Север темно-серый. Люди здесь навечно заперты в своей серой грусти, лишенные ярких красок. Здесь нет места роскошным пирам и турнирам, сюда не заглядывают бродячие певцы, люди бедны на эмоции. Первое впечатление ужасно, хоть ей, ранее лишь читавшей об этом регионе Семи Королевств в библиотеке, был весьма интересен родовой замок волков. Слава богам, она не разочаровалась в обители северных королей, сердце севера, и он действительно будто сошел с пожелтевших страниц. Нед встал на колено в снег, чтобы поцеловать кольцо королевы, а тем временем Роберт обнял Кейтилин, словно давно потерянную сестру. Ничего из этого не волновало принцессу Таргариен, кроме оторопевших лиц дикарей, рассматривающих её — вечно чужую в любом из Семи Королевств, которые не забыли подвигов её отца. — И чего они пялятся на меня? — фыркает недовольно, делая глоток вина. — Не могут поверить своему счастью, принцесса. Искренняя улыбка озаряет личико змейки от слов Беса, его вечной поддержки рядом, сколько себя она помнит, Тирион Ланнистер неизменно с ней добр. Не так, как его старший брат, он строить из себя кого-то никогда не пытался. Его презирают, над ним смеются, и Рейнис прекрасно знает, что это такое. — За беса и драконье отродье, — тихий тост в унисон. Ланнистер и Таргариен жадно припадают к своим бокалам. Второй Ланнистер неодобрительно косится в их сторону. Сама девушка приковывает всё своё внимание к бастарду Неда Старка, для которого леди Кейтилин не нашла законного места среди его родной семьи. И в нём севера больше, чем в его законнорожденных братьях. На нетвёрдых ногах Джон Сноу бросается прочь из большого чертога, и Рейнис тенью скользит вслед за ним.Настоящее. Водные Сады. Дорн.
— Ублюдок ланнистерши женится на Маргери Тирелл. Из маленького зеркала на неё смотрит бледная копия достойной принцессы. Септа Адайн, увидев её, скорее всего бы словила сердечный приступ от шока. Глупые курицы. Её бледное лицо не выражает ни одной эмоции. В опухших от слёз глазах смертельная усталость. Пол ночи она тихо плакала в компании вина, другую половину металась в постели, задыхаясь в агонии, глотая слёзы от кошмаров. Швыряет зеркальце в сторону Герольда и кривит губы в усмешке, когда оно пролетает рядом с его головой, но недостаточно близко. Хрупкие запястья горят от сильной хватки дейновых рук.

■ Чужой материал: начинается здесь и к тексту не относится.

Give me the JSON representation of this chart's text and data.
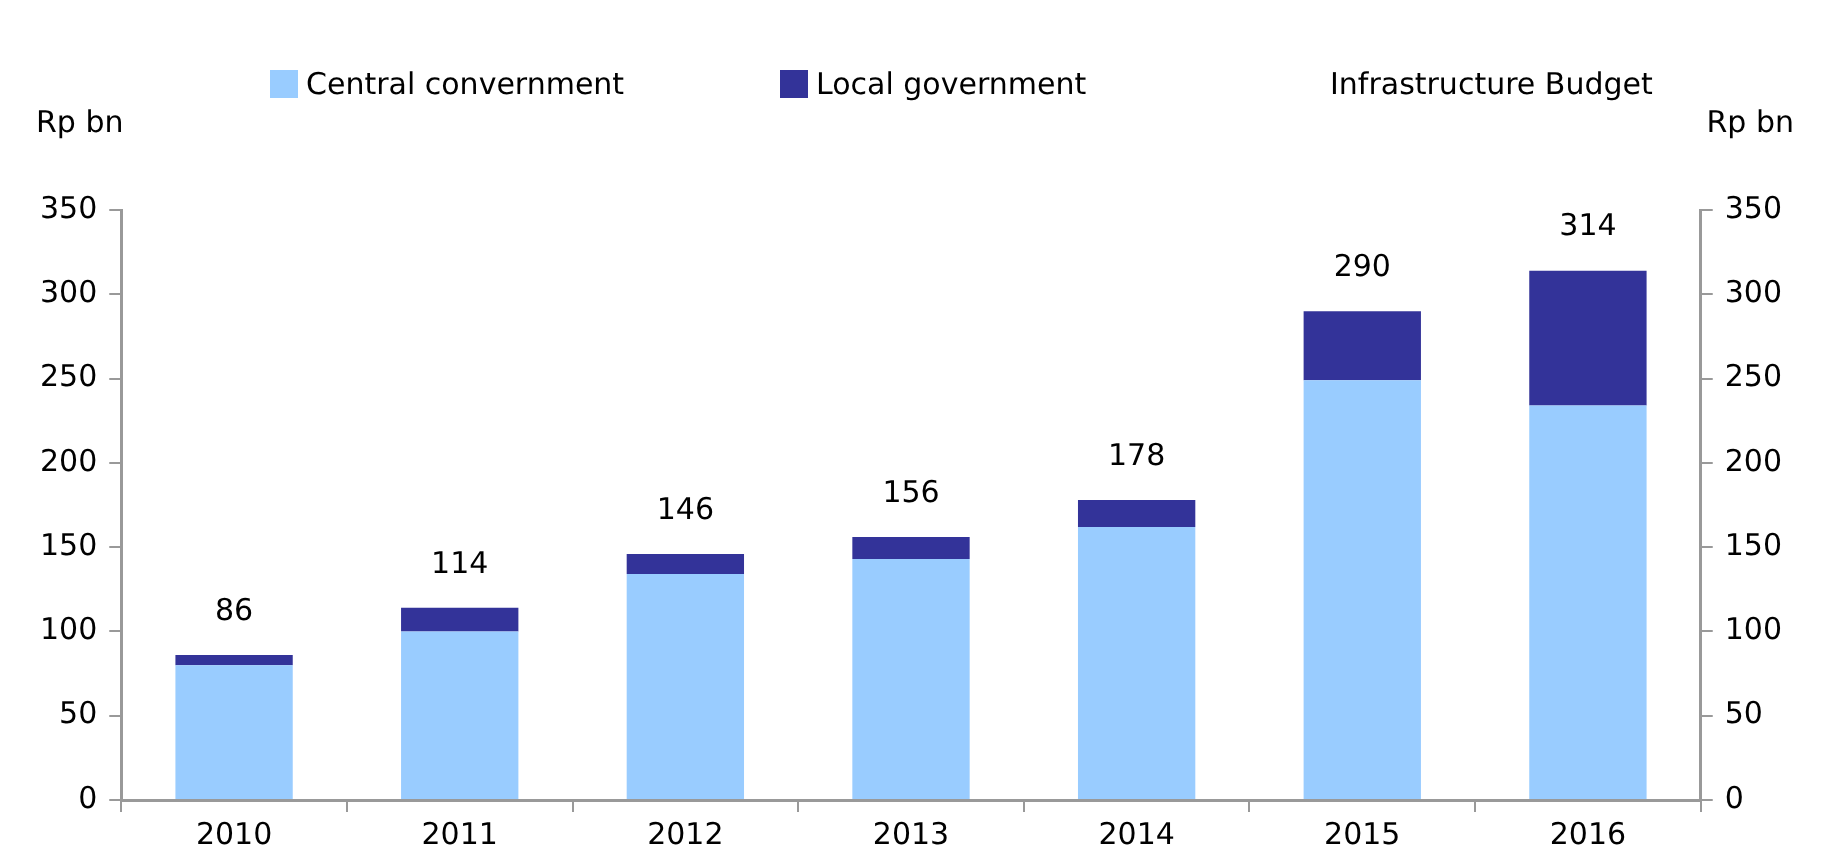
{
  "chart_data": {
    "type": "bar",
    "stacked": true,
    "categories": [
      "2010",
      "2011",
      "2012",
      "2013",
      "2014",
      "2015",
      "2016"
    ],
    "series": [
      {
        "name": "Central convernment",
        "color": "#99ccff",
        "values": [
          80,
          100,
          134,
          143,
          162,
          249,
          234
        ]
      },
      {
        "name": "Local government",
        "color": "#333399",
        "values": [
          6,
          14,
          12,
          13,
          16,
          41,
          80
        ]
      }
    ],
    "totals": [
      "86",
      "114",
      "146",
      "156",
      "178",
      "290",
      "314"
    ],
    "legend": "top",
    "legend_title": "Infrastructure Budget",
    "ylabel": "Rp bn",
    "y2label": "Rp bn",
    "ylim": [
      0,
      350
    ],
    "yticks": [
      0,
      50,
      100,
      150,
      200,
      250,
      300,
      350
    ],
    "y2lim": [
      0,
      350
    ],
    "y2ticks": [
      0,
      50,
      100,
      150,
      200,
      250,
      300,
      350
    ],
    "grid": false
  }
}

Она не звала его, он сам явился, стоило только услышать её вскрик. Встречаться вот так, в ночи, терпеть её удары и проклятья, пока не придет в себя от увиденного, стало их общей привычкой. — Вот как? За это мы выпьем. И да окрасят Семеро львиную свадьбу в цвет их герба. По просторным покоям разносится хриплый смех Темный Звезды.В чертоге павших королей Танцевала Дженни в окружении призраков:
В танце, полным безумия, опальную принцессу кружит ненавистный ей кавалер, то прижимая, то отталкивая. Запрокинув голову назад, полу-змея удерживает подступающие слёзы.Тех, кого она потеряла и кого обрела, Тех, кто любил её больше жизни.
Боги издеваются над ней — давно, с самого её рождения. Отец стоит в самом углу огромной залы дорнийского принца, прячет во тьме своё недовольство, словно бы давно готов сурово озвучить свой приговор для драконьей наследницы. Хихиканье Девы — дивная песня, от которой Рейнис хочет заткнуть уши, от лица Герольда ей хочется выколоть свои черные глаза.Сменились зима и лето, и вновь опустилась зима, Пока не пали сокрушенные стены.
Герольд Дейн не тот, и никогда им не будет.